An easy way of showing the benefits of compound interest/returns is an explanation of the Rule of 72. This simple mathematical equation demonstrates how quickly the value of an investment can increase over time.
By dividing 72 by the estimated interest rate or investment return, you can determine how long it takes to double your money, e.g. an annual interest rate of 3% would result in your capital doubling in 24 years: 72 divided by 3 equals 24. An annual investment return of 6% would double in 12 years: 72 divided by 6 equals 12.
The implications of this rule highlight the potential losses of opportunity to KiwiSavers who were in default or conservative portfolios when they should have been in balanced or growth portfolios.
In the aftermath of the Covid-19 lockdown, the sell-off of the global investment markets caused KiwiSaver portfolio values to drop alarmingly, particularly for those in growth-oriented strategies. Sadly, in reaction to this unexpected fall in their KiwiSaver balances, too many people panicked and ‘dumbed down’ their KiwiSaver portfolios from growth to conservative, crystallising the loss in value and reducing the opportunity to benefit from gains from the recovery the market has been experiencing since April.
However, the real loss for these nervous savers is only just beginning, as their loss of confidence in the investment process is likely to ensure that they face a compromised future retirement lifestyle. Had these investors been properly supported and advised, both the current loss and potential future losses could have been avoided.

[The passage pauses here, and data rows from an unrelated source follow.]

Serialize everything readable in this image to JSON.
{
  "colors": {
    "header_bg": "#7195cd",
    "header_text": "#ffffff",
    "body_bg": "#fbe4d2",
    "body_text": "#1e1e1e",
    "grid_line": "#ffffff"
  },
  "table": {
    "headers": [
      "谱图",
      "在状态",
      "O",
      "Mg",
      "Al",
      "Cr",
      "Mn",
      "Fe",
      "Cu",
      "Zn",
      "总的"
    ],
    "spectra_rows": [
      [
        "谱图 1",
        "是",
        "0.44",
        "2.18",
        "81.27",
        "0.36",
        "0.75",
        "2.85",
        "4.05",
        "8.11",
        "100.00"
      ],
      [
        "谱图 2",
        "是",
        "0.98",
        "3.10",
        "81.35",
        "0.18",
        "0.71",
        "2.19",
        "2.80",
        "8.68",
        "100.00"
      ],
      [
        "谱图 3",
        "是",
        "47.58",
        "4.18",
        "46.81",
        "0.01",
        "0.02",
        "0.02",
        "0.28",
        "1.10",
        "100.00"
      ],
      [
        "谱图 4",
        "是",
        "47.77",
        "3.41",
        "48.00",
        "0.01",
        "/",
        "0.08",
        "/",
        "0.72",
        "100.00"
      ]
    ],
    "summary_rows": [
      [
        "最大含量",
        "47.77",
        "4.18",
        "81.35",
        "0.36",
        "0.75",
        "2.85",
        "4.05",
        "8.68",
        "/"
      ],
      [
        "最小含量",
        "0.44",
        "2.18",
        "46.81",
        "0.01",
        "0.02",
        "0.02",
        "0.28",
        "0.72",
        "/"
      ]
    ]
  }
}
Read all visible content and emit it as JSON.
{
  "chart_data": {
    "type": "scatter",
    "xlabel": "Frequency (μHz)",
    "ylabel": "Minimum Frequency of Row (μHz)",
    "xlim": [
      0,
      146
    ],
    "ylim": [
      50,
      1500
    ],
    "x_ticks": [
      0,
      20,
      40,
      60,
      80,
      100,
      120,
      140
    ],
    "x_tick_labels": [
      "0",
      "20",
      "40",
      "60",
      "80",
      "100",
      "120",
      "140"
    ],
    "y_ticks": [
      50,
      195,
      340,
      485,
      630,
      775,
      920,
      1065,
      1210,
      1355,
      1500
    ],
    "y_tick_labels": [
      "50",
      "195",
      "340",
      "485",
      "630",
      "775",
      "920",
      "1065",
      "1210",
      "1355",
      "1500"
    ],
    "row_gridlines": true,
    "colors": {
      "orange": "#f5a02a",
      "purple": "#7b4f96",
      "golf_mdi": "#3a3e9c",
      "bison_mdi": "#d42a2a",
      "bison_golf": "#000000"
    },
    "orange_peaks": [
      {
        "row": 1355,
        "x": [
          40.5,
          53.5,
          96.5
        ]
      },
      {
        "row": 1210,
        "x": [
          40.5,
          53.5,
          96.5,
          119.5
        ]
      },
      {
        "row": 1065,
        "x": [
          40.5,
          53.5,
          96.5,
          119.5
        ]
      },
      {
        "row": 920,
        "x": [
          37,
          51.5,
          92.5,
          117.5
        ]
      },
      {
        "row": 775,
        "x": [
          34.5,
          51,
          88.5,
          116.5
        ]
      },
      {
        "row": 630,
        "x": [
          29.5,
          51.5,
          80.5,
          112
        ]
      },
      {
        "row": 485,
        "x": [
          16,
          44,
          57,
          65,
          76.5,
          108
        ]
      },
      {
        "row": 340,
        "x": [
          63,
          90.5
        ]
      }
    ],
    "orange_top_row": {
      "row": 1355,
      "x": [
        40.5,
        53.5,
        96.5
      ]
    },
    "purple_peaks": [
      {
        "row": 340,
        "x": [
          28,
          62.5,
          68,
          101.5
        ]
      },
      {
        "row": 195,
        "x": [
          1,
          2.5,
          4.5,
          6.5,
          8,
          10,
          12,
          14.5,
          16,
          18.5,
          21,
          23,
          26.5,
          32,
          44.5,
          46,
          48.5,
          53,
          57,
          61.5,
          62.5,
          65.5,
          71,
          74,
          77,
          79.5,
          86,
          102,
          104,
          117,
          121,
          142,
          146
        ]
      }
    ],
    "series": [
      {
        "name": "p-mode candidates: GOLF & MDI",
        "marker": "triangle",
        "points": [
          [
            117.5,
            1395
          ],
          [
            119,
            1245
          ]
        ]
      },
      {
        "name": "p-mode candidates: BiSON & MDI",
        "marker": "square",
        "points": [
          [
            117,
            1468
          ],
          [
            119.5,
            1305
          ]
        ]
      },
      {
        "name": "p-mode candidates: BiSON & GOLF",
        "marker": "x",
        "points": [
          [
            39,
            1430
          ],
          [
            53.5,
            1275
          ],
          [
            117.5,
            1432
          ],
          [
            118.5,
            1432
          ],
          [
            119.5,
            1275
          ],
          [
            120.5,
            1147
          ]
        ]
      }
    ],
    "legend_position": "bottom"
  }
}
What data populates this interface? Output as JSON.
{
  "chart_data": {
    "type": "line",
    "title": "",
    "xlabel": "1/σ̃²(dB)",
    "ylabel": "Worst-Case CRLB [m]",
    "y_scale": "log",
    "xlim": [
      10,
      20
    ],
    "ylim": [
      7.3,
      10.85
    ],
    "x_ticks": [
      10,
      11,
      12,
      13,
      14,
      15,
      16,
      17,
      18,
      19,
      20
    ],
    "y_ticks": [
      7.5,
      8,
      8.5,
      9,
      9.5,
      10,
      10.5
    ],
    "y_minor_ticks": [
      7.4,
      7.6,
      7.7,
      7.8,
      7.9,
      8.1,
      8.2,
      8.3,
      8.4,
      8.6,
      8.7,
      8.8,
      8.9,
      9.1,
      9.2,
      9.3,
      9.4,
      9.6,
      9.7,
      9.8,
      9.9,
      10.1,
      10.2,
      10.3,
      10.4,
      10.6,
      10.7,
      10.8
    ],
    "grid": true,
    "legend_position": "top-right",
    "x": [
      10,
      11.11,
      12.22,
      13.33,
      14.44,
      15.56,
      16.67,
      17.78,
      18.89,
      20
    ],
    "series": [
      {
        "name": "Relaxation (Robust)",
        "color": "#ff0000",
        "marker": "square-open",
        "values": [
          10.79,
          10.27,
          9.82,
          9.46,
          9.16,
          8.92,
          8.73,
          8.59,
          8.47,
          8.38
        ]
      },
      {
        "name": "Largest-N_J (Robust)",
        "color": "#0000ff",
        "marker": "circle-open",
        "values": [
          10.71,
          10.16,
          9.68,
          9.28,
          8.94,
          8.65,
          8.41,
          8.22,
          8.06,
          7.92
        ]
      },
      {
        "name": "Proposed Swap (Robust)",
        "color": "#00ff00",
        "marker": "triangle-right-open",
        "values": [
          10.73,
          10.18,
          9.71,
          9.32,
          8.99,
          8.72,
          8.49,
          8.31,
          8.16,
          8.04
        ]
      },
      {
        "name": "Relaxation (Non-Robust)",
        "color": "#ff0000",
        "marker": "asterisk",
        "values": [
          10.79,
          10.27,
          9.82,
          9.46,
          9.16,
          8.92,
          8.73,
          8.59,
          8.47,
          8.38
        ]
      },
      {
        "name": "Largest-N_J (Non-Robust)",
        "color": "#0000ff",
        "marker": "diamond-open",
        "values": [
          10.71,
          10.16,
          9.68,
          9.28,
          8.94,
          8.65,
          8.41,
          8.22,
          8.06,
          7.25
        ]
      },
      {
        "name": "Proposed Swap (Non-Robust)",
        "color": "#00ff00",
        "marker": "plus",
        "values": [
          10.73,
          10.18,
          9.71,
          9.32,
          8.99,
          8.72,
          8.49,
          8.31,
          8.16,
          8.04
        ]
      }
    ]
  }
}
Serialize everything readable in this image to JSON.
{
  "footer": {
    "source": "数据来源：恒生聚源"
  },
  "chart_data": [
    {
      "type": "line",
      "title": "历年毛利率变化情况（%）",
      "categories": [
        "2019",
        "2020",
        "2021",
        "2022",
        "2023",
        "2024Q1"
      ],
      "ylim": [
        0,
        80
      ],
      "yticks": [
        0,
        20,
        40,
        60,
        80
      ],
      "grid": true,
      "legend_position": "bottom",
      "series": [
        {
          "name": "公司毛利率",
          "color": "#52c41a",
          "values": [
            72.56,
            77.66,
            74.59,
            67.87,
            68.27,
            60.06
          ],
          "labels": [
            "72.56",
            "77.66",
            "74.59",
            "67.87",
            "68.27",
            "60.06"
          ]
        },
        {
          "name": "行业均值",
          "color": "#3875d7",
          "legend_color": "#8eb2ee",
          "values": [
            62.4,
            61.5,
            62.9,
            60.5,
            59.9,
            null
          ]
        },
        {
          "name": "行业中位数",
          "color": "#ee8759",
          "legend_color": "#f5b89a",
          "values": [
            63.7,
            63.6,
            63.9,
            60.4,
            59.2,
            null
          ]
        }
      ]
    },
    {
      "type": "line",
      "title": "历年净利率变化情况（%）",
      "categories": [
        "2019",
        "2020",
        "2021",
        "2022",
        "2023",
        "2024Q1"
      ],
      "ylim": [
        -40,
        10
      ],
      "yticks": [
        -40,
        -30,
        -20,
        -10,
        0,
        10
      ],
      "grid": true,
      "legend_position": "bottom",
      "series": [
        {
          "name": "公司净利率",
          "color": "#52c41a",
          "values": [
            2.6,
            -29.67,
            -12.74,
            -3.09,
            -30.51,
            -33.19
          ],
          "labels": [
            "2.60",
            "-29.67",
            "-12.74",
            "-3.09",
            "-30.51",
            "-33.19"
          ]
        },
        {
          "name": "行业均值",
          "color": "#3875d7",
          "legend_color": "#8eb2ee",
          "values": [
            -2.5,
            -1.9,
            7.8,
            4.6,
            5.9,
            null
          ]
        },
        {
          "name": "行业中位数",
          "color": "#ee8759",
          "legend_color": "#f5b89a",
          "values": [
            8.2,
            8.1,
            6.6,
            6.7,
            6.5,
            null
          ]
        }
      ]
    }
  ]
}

A professionally prepared retirement plan would aid you in this process by determining your retirement goals and timeframe; analysing your resources, particularly your income and expenditure requirements, both now and in the future; and assessing your
risk profile.
A plan to ensure your future financial wellbeing should give you the confidence to invest sensibly, ignore the ‘noise’ in the investment markets, and instead focus on the bigger issue of accumulating sufficient investment capital to fund your preferred lifestyle in retirement. This should certainly be Plan A, but what if there is an unanticipated interruption to your current employment, perhaps as a result of a Covid-19-related redundancy or business failure? In this event, your retirement plan should provide you with a Plan B, which would hopefully still allow you to achieve your goals.
If you haven’t sought professional advice about the best KiwiSaver scheme for you, or if you don’t have a retirement plan, there’s no time like the present to get one tailored to your specific requirements.